In Africa, during the children’s crusades as well as in the evening crusades, the power of combined effort based on the contributions of various groups of people was very evident.  For example, in the children’s crusades, Janie and Svetla of Christopher Alam’s ministry coordinated a team of workers from Pastor John Nuzzo’s church, children’s ministers from Miracle Life Family Church in Lusaka, members of local churches in the Chawamba community, and me.  I led a song and read a story, with an interpreter of course.  It was so fun!

It required all of us working together, each doing something to minister to the children. We needed the local church members and ministers who knew the songs and the dialect that the children understood, and it seemed like the novelty of Americans helping with the crusade added to the children’s interest in what was happening.

During the meeting, the variety of puppet skits, music, stories, and dramas communicated the love of God to and for the children.  Each of us, though differing in nationality, educational background, giftings, and age, all contributed to the success of the overall crusade.  And the children loved it.  The joy on their faces is something I will never forget.  It was an incredible afternoon watching God move among the children through the varied backgrounds of nation, tribe, and tongue!

In the evening crusades, Christopher used his Dunamis team, an African music group from Zimbabwe, area church members as ushers (with sticks to keep the unruly in line!), and pastors from Chawamba itself to follow up on and disciple the new converts.

Again, it was the combined efforts of many people with differing backgrounds, languages, and giftings that made things work.  Many were touched and healed in the evening services because of this teamwork.  My favorite moment during the evening crusades was watching the crowd respond in awe and joy as a young man that many knew well from that community spoke for the first time.  The expression on their faces as they witnessed a miracle of God shall be imprinted in my mind forever.

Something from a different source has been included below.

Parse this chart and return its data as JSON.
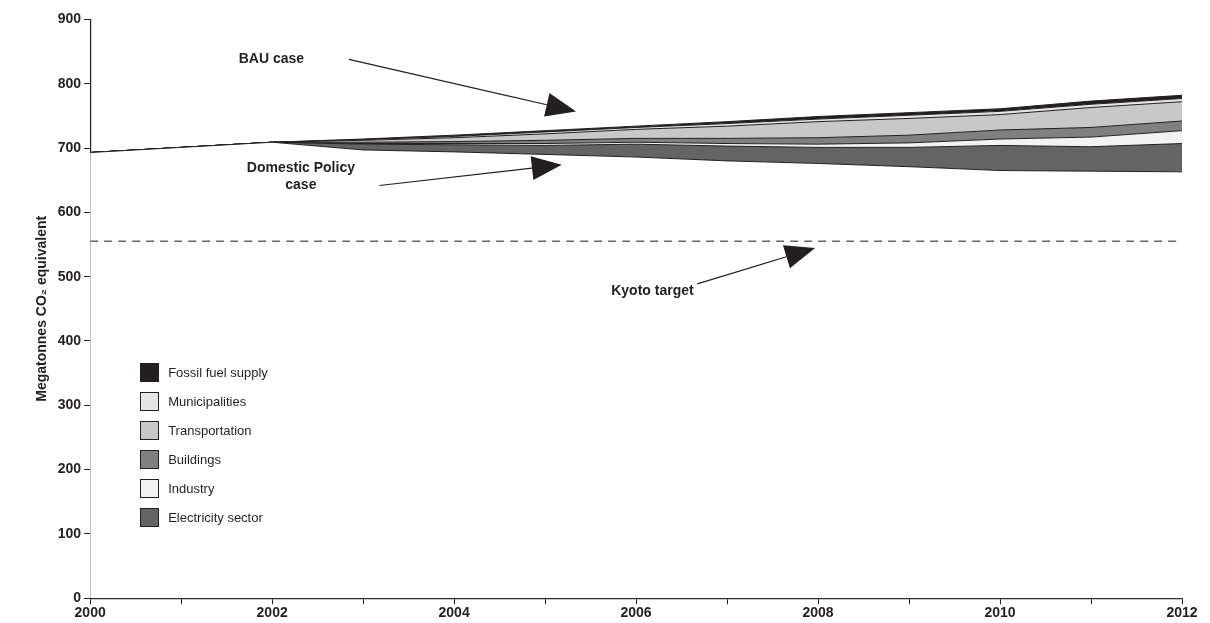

Then, in Manchester England, I saw a dedicated team comprised of people from many different countries all work together to accomplish the will of God in and through World Harvest Bible Church. This church in Manchester, as well as Miracle Life Family Church in Lusaka, are the two most multinational churches I’ve ever visited, and nearly half of the members at WHBC are involved in some area of service within the church.  That far exceeds the average percentage of church members who are active serving their home churches here in America (estimated at 20%).

My life has been deeply impacted by many things from this trip, much of it because of the power of combined effort, by people seeking first the Kingdom of God together.